The investigators involved will launch several research programs in a broad range of areas within the cognitive sciences, with the goal of expanding opportunities for student research and for multi-disciplinary collaboration across the College. Research project 1 aims to understand how sound can be used to synchronize neural activity across a pair of individuals and whether and how neural synchronization causally influences behavioral coordination. Research project 2 will investigate art perception to understand a) how internal states such as current mood may systematically drive attention toward specific features of an artwork, b) what type of neural response is associated with profound aesthetic experiences from viewing art compared to viewing non-art, and c) the extent to which the neural response associated with aesthetic experience is similar across art modality (e.g. visual art, music, literature).

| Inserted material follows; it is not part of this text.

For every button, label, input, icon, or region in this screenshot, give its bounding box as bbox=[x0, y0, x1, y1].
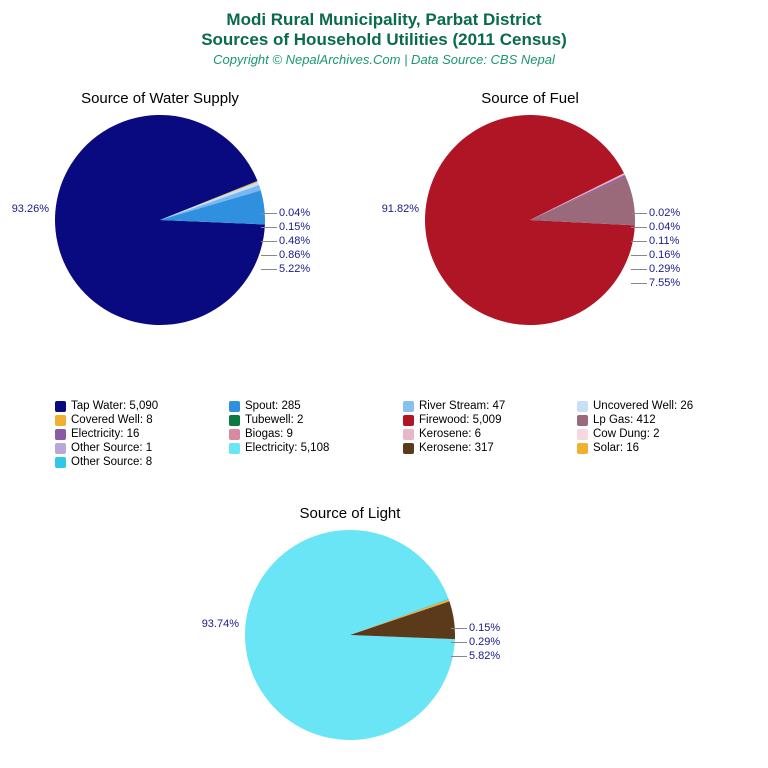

Research project 3 will explore mechanisms underlying temporal perception and how information is transferred across sensory modalities, to address fundamental questions about the multisensory organization of the brain, and will help provide a better understanding of how the brain represents time. Research project 4 will compare the time course of language processing and syllabic stress encoding in English and Spanish speakers to examine processing differences between heritage speakers and monolingual speakers of Spanish. Research project 5 aims to understand the role of consciousness in emotional processing by simultaneously measuring skin conductance response, cortical event-related potentials, and conscious expectancy of an unconditioned stimulus in a backward masking paradigm.